I am pleased to introduce Hubertus Fischer as the Dansgaard Award winner, in recognition of his groundbreaking contributions and community leadership in ice core science.
Ice core pioneer Willi Dansgaard started in physics and expanded into chemistry, climate, and environmental sciences. Hubertus followed a similar path. He started in physics (University of Heidelberg, with side trips to Karlsruhe and Oregon). His postdoc at UC San Diego and a research position at the Alfred Wegener Institute expanded his range in climate and environment. Now a professor at the University of Bern, he focuses on the chemistry and physics of ice cores as archives of climate change and global biogeochemical systems.
Hubertus’s team has quantified changes in atmospheric greenhouse gases including their isotopes over timescales and with resolution previously impossible. Hubertus has also developed precise ice core records of chemical aerosol tracers that constrain changes in source and atmospheric circulation. His technical innovations include the use of new mass spectrometric techniques, continuous-flow ice melting, and ice sublimation analysis systems. He has shown that every Dansgaard-Oeschger event in Greenland had an Antarctic counterpart and has illuminated source budgets and exchange processes of greenhouse gases.
Hubertus is a generous community leader.
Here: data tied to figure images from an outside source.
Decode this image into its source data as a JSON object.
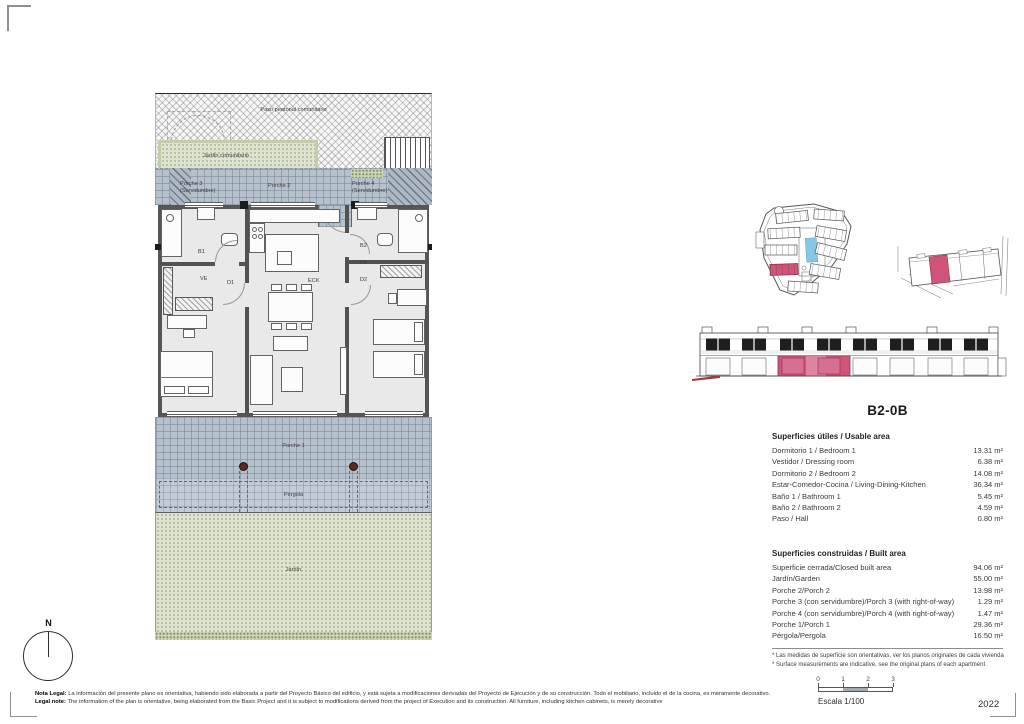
{
  "document": {
    "title": "B2-0B",
    "year": "2022",
    "north_label": "N"
  },
  "scalebar": {
    "label": "Escala 1/100",
    "ticks": [
      "0",
      "1",
      "2",
      "3"
    ]
  },
  "plan": {
    "labels": {
      "paso": "Paso peatonal comunitario",
      "jardin_com": "Jardín comunitario",
      "porche3_l1": "Porche 3",
      "porche3_l2": "(Servidumbre)",
      "porche2": "Porche 2",
      "porche4_l1": "Porche 4",
      "porche4_l2": "(Servidumbre)",
      "b1": "B1",
      "ve": "VE",
      "d1": "D1",
      "eck": "ECK",
      "b2": "B2",
      "pa": "PA",
      "d2": "D2",
      "porche1": "Porche 1",
      "pergola": "Pérgola",
      "jardin": "Jardín"
    }
  },
  "tables": {
    "usable": {
      "title": "Superficies útiles / Usable area",
      "rows": [
        [
          "Dormitorio 1 / Bedroom 1",
          "13.31 m²"
        ],
        [
          "Vestidor / Dressing room",
          "6.38 m²"
        ],
        [
          "Dormitorio 2 / Bedroom 2",
          "14.08 m²"
        ],
        [
          "Estar-Comedor-Cocina / Living-Dining-Kitchen",
          "36.34 m²"
        ],
        [
          "Baño 1 / Bathroom 1",
          "5.45 m²"
        ],
        [
          "Baño 2 / Bathroom 2",
          "4.59 m²"
        ],
        [
          "Paso / Hall",
          "0.80 m²"
        ]
      ]
    },
    "built": {
      "title": "Superficies construidas / Built area",
      "rows": [
        [
          "Superficie cerrada/Closed built area",
          "94.06 m²"
        ],
        [
          "Jardín/Garden",
          "55.00 m²"
        ],
        [
          "Porche 2/Porch 2",
          "13.98 m²"
        ],
        [
          "Porche 3 (con servidumbre)/Porch 3 (with right-of-way)",
          "1.29 m²"
        ],
        [
          "Porche 4 (con servidumbre)/Porch 4 (with right-of-way)",
          "1.47 m²"
        ],
        [
          "Porche 1/Porch 1",
          "29.36 m²"
        ],
        [
          "Pérgola/Pergola",
          "16.50 m²"
        ]
      ]
    },
    "footnotes": [
      "* Las medidas de superficie son orientativas, ver los planos originales de cada vivienda",
      "* Surface measurements are indicative, see the original plans of each apartment"
    ]
  },
  "legal": {
    "es_label": "Nota Legal:",
    "es": "La información del presente plano es orientativa, habiendo sido elaborada a partir del Proyecto Básico del edificio, y está sujeta a modificaciones derivadas del Proyecto de Ejecución y de su construcción. Todo el mobiliario, incluido el de la cocina, es meramente decorativo.",
    "en_label": "Legal note:",
    "en": "The information of the plan is orientative, being elaborated from the Basic Project and it is subject to modifications derived from the project of Execution and its construction. All furniture, including kitchen cabinets, is merely decorative"
  },
  "colors": {
    "highlight_pink": "#cf5578",
    "pool_blue": "#86c7e6",
    "porch_tile": "#b7c1cc",
    "garden_green": "#dfe4d1",
    "column_red": "#5d2a23"
  }
}
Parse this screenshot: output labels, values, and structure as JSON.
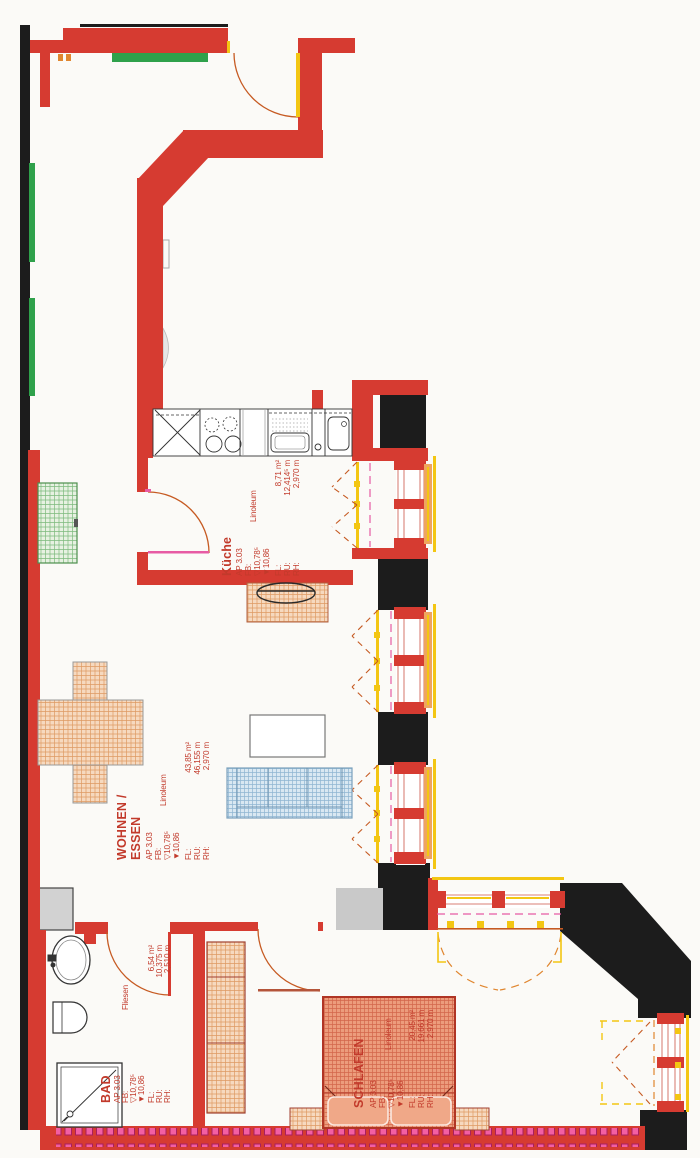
{
  "plan": {
    "rooms": {
      "kueche": {
        "name": "Küche",
        "ap": "AP 3.03",
        "fb_label": "FB:",
        "fb_upper": "▽10,78⁵",
        "fb_lower": "▼10,86",
        "material": "Linoleum",
        "fl_label": "FL:",
        "fl_value": "8,71 m²",
        "ru_label": "RU:",
        "ru_value": "12,414⁵ m",
        "rh_label": "RH:",
        "rh_value": "2,970 m"
      },
      "wohnen_essen": {
        "name_line1": "WOHNEN /",
        "name_line2": "ESSEN",
        "ap": "AP 3.03",
        "fb_label": "FB:",
        "fb_upper": "▽10,78⁵",
        "fb_lower": "▼10,86",
        "material": "Linoleum",
        "fl_label": "FL:",
        "fl_value": "43,85 m²",
        "ru_label": "RU:",
        "ru_value": "46,155 m",
        "rh_label": "RH:",
        "rh_value": "2,970 m"
      },
      "bad": {
        "name": "BAD",
        "ap": "AP 3.03",
        "fb_label": "FB:",
        "fb_upper": "▽10,78⁵",
        "fb_lower": "▼10,86",
        "material": "Fliesen",
        "fl_label": "FL:",
        "fl_value": "6,54 m²",
        "ru_label": "RU:",
        "ru_value": "10,375 m",
        "rh_label": "RH:",
        "rh_value": "2,510 m"
      },
      "schlafen": {
        "name": "SCHLAFEN",
        "ap": "AP 3.03",
        "fb_label": "FB:",
        "fb_upper": "▽10,78⁵",
        "fb_lower": "▼10,86",
        "material": "Linoleum",
        "fl_label": "FL:",
        "fl_value": "20,45 m²",
        "ru_label": "RU:",
        "ru_value": "19,661 m",
        "rh_label": "RH:",
        "rh_value": "2,970 m"
      }
    },
    "colors": {
      "wall_red": "#d63b31",
      "wall_black": "#1c1c1c",
      "wall_gray": "#cccccc",
      "marking_green": "#2fa14b",
      "window_yellow": "#f3c613",
      "door_magenta": "#e75ba4",
      "swing_orange": "#e0862f",
      "label_red": "#c23a2b"
    }
  }
}
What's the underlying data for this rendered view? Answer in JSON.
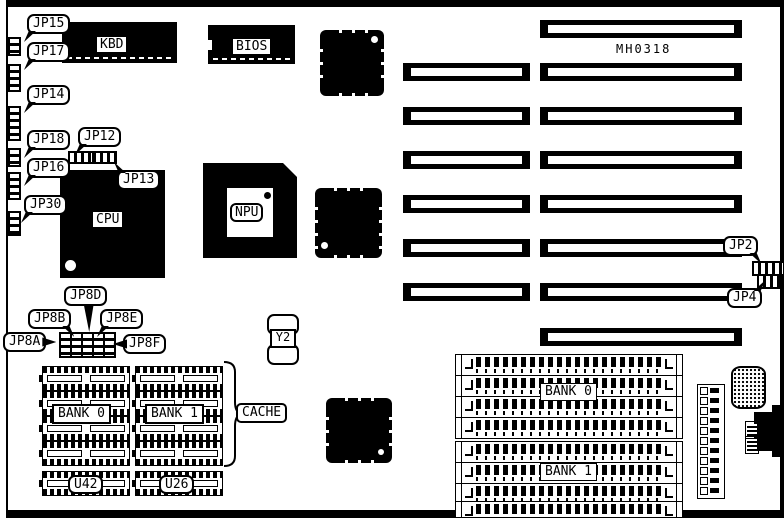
{
  "part_number": "MH0318",
  "callouts": {
    "jp15": "JP15",
    "jp17": "JP17",
    "jp14": "JP14",
    "jp18": "JP18",
    "jp12": "JP12",
    "jp16": "JP16",
    "jp13": "JP13",
    "jp30": "JP30",
    "jp8d": "JP8D",
    "jp8b": "JP8B",
    "jp8e": "JP8E",
    "jp8a": "JP8A",
    "jp8f": "JP8F",
    "jp2": "JP2",
    "jp4": "JP4",
    "cache": "CACHE"
  },
  "components": {
    "kbd": "KBD",
    "bios": "BIOS",
    "cpu": "CPU",
    "npu": "NPU",
    "crystal": "Y2"
  },
  "memory": {
    "dip_bank0": "BANK 0",
    "dip_bank1": "BANK 1",
    "u42": "U42",
    "u26": "U26",
    "simm_bank0": "BANK 0",
    "simm_bank1": "BANK 1"
  },
  "colors": {
    "ink": "#000000",
    "paper": "#ffffff"
  }
}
A longtime steering committee member of EuroPICS and IPICS (European/International Partnerships in Ice Core Sciences), he was recently elected cochair. He also cochaired the International Geosphere–Biosphere Programme (IGBP)/Future Earth project Past Global Changes (PAGES). He provided leadership for the European EPICA ice-coring project and the new “Oldest Ice Project,” which seeks to recover million-year-old ice from Antarctica.
Still accelerating at midcareer, Hubertus is among the world’s leaders in paleoclimatology, a community builder, and a warm and generous supporter of students and fellow researchers around the world. Willi Dansgaard would be thrilled to see his pioneering legacy carried on and expanded so elegantly by Hubertus.
—Alan C. Mix, Oregon State University, Corvallis
It requires a kind personality like Alan Mix’s to be so generous with his praise for a scientist from the ice core mafia who comes from the other side of the Atlantic. All the more reason to thank Alan, the other supporters of my nomination, and the Paleoceanography and Paleoclimatology award committee for considering me worthy of this award. Having had the pleasure to meet Willi Dansgaard in person, I feel especially honored to be the first ice core scientist on this as yet short but exceptional list of Dansgaard awardees.
As Alan pointed out, much of my work is based on the development of new analytical techniques that allow us to measure new proxies and obtain isotopic information for a better quantification of past changes in biogeochemical cycles. Accordingly, much of the honor of this award goes to the excellent scientists and dedicated students in my group who have the patience I lack to bring these new methods to perfection and who do not give up on my overly optimistic ideas.
Paleoscience and ice core science are exciting fields not only because of the possibility to create new knowledge but also because of the opportunity to get to know so many inspiring colleagues in international projects, at conferences, and last but not least during exciting fieldwork on the polar ice sheets. Over many years, I have had the pleasure to be closely connected to IPICS and PAGES, meeting a huge crowd of brilliant paleoscientists. This has widened both my network and my horizon and has substantially influenced my work and my life. I would like to take this opportunity to encourage young and not so young paleoscientists to engage in PAGES, in order to push paleoscience forward, bridge disciplinary boundaries, and help mold future Dansgaard awardees.